There was a businessman reading the newspaper in his second-class seat. Some guy on a football team had scored a home-run in the second period as the ball exploded with blood across the field. It was his third KO with an overall death count of 5 in one game alone.
Another woman sat with earbuds fastened to her cranium, the subtle bass drum in the song moving her body violently.
The businessman’s suit began to glow as they dimmed the overhead lights to indicate take-off. A steward walked by and asked him to, please, turn off all physical devices. It’s an amazing phenomenon when a Big Shot decides to co-mingle with us middle class folk. Their intelligence helps to fuel our misshapen minds.
I was on my way to the museum, where a long lost relative of mine, Serendipitous Farlow, was on display. The second-coming of ‘Life: Those Who Were Found’, an exhibit of bodies exhumed from previous, unsolved murder cases that were televised on local news stations’ renderings of ‘Cold Case’ and ’24 Hours Until The End’. Student’s had a discount; friends and relatives still grieving could present the contract (or photocopies of) for free admission.

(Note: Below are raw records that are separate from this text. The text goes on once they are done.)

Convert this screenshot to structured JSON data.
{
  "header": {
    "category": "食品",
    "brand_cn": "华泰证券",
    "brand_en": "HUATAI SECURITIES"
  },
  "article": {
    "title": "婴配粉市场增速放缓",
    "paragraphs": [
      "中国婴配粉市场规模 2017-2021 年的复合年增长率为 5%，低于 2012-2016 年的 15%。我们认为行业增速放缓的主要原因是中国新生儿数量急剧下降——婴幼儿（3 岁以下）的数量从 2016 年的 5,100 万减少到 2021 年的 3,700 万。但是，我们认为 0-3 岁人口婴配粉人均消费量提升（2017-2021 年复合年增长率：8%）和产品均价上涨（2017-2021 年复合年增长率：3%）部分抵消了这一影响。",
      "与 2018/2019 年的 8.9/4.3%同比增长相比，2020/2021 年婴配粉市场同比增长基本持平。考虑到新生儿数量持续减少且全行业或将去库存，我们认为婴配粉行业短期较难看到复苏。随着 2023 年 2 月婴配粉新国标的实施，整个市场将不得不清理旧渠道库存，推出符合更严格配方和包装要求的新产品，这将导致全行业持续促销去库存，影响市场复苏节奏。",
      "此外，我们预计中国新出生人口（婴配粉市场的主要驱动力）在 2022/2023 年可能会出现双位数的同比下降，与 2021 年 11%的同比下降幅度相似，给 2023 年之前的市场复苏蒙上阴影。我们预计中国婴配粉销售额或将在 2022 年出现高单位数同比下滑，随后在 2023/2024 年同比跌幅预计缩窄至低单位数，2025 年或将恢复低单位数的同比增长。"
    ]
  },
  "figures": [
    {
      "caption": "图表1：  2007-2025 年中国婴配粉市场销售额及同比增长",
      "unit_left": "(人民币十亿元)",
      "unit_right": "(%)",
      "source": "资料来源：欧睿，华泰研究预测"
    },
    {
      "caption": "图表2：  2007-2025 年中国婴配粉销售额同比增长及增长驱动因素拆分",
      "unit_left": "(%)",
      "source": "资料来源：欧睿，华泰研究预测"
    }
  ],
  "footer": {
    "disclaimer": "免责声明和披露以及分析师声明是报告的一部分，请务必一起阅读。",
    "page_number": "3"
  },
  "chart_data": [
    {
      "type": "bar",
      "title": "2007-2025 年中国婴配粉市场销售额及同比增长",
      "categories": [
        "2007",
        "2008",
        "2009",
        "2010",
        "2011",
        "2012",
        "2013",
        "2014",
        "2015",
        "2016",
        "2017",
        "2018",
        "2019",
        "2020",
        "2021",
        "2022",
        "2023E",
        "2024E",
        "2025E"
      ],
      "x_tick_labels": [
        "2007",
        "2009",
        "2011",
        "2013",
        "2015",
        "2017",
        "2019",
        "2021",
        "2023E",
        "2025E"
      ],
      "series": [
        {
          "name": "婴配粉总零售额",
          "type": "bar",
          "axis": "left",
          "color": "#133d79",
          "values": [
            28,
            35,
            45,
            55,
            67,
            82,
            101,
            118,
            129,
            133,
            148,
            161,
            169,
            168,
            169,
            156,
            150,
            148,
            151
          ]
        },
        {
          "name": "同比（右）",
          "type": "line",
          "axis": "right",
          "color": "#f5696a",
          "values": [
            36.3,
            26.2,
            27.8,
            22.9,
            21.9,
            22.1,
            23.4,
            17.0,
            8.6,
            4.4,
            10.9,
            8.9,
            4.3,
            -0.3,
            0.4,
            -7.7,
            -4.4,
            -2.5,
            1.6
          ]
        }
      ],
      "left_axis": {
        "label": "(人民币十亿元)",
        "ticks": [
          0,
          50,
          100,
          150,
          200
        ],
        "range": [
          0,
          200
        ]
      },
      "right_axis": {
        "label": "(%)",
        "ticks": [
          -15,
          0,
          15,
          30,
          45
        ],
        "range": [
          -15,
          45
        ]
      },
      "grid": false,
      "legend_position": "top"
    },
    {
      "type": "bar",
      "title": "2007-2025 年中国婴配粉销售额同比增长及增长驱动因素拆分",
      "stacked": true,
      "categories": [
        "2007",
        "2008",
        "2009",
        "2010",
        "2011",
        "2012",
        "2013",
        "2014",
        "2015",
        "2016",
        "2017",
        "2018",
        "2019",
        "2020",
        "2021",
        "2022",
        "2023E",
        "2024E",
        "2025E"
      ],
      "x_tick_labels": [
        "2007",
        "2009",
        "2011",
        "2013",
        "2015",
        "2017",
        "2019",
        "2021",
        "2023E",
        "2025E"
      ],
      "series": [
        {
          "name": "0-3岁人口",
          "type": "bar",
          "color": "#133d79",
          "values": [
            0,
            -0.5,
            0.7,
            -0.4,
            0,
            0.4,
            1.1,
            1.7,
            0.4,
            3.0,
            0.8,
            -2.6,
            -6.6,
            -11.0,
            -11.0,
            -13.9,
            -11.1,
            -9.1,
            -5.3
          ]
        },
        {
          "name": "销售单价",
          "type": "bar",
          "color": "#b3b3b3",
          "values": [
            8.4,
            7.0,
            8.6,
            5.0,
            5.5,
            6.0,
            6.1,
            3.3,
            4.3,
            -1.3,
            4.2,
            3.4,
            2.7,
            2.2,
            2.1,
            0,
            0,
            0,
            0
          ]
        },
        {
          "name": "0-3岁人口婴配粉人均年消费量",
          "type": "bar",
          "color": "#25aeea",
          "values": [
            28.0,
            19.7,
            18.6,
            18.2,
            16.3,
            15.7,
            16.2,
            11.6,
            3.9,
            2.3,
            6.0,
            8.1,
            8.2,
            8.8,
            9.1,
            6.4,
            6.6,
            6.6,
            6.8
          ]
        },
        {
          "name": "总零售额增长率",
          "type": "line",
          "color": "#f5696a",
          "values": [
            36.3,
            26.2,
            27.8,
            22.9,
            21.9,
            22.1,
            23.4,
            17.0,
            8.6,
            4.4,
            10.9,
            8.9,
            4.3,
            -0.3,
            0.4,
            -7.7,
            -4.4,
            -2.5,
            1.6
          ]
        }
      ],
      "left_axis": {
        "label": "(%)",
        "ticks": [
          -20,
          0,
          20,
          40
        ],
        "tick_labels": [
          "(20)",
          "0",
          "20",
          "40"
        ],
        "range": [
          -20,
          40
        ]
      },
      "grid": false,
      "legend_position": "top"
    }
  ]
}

Many of the murders in this particular showing were from gruesome bewitchings of the soul. My ancestor, for one, was found with nothing but a stick of gum in her pocket and a tapestry to cover her bones. She had a condition known as noncutis, her skin starting to peel from the age of 1, ending at the age of 5. I think her family loved her just the same for it; you got good benefits that way. The gene didn’t pass on to her children. They were adopted, as I learned from Cold Case.
I could hear the buzz of a needle from a room in the overhead housing for the stewards. Maybe a stick-and-poke match-up was being held on the aircraft out of sheer boredom. Stewards were sort of the bane of every Level’s existence.
Coffee leaked from a fisherman’s IV once the seatbelt sign finally dimmed. The caffeine gave way just enough to stain his clothes and proceed to seep into the pleather chair. Some passengers inhaled the coaxing smell. Glue was not allowed to cross state borders. The smell of phishsticks flowed throughout the cabin, and some women let out moans of pleasure at the thought of soon sinking their teeth into complimentary trough water vermin.
A few days ago I traveled to the Artifact Hall of Fame in Custer, Michigan, where championship rings and Native turquoise could be touched and educated upon. There was to be a lesson on how universities prospered in the 21st century, until they were no longer of use. I got a peek at a coffee cup that was said to have healing, energizing powers within its mold. I could see some grinds at the bottom of the cup, but when touched, I discovered they were simply drawn in. In the gift shop that day, I was so enamored with a book of pure nonsense text that I decided to buy a video tape of old men speaking about the power of country living in the elevated vacation towns of Colorado.
I could hear a woman speaking to her tape, arguing with the transparent man about all-you-can eat food stops, saying they should stay home for the winter so as to not get any viruses from neighboring communities. Some magic they had begun to practice in the home also warned against dehibernation. The Big Shot up ahead scoffed a little. I saw him type a message of sorts into his recorder, probably to be sent to a co-worker about an upcoming charity trip to help the people of Seattle battle the severe sugar drought. Only Big Shots could do charity work like this, while those on other tiers gained little to no reward in their daily workings.
Keep On Dancin’ came on overhead. Most of us middle classers stood up to dance. Suddenly, the plane began to descend, somewhere.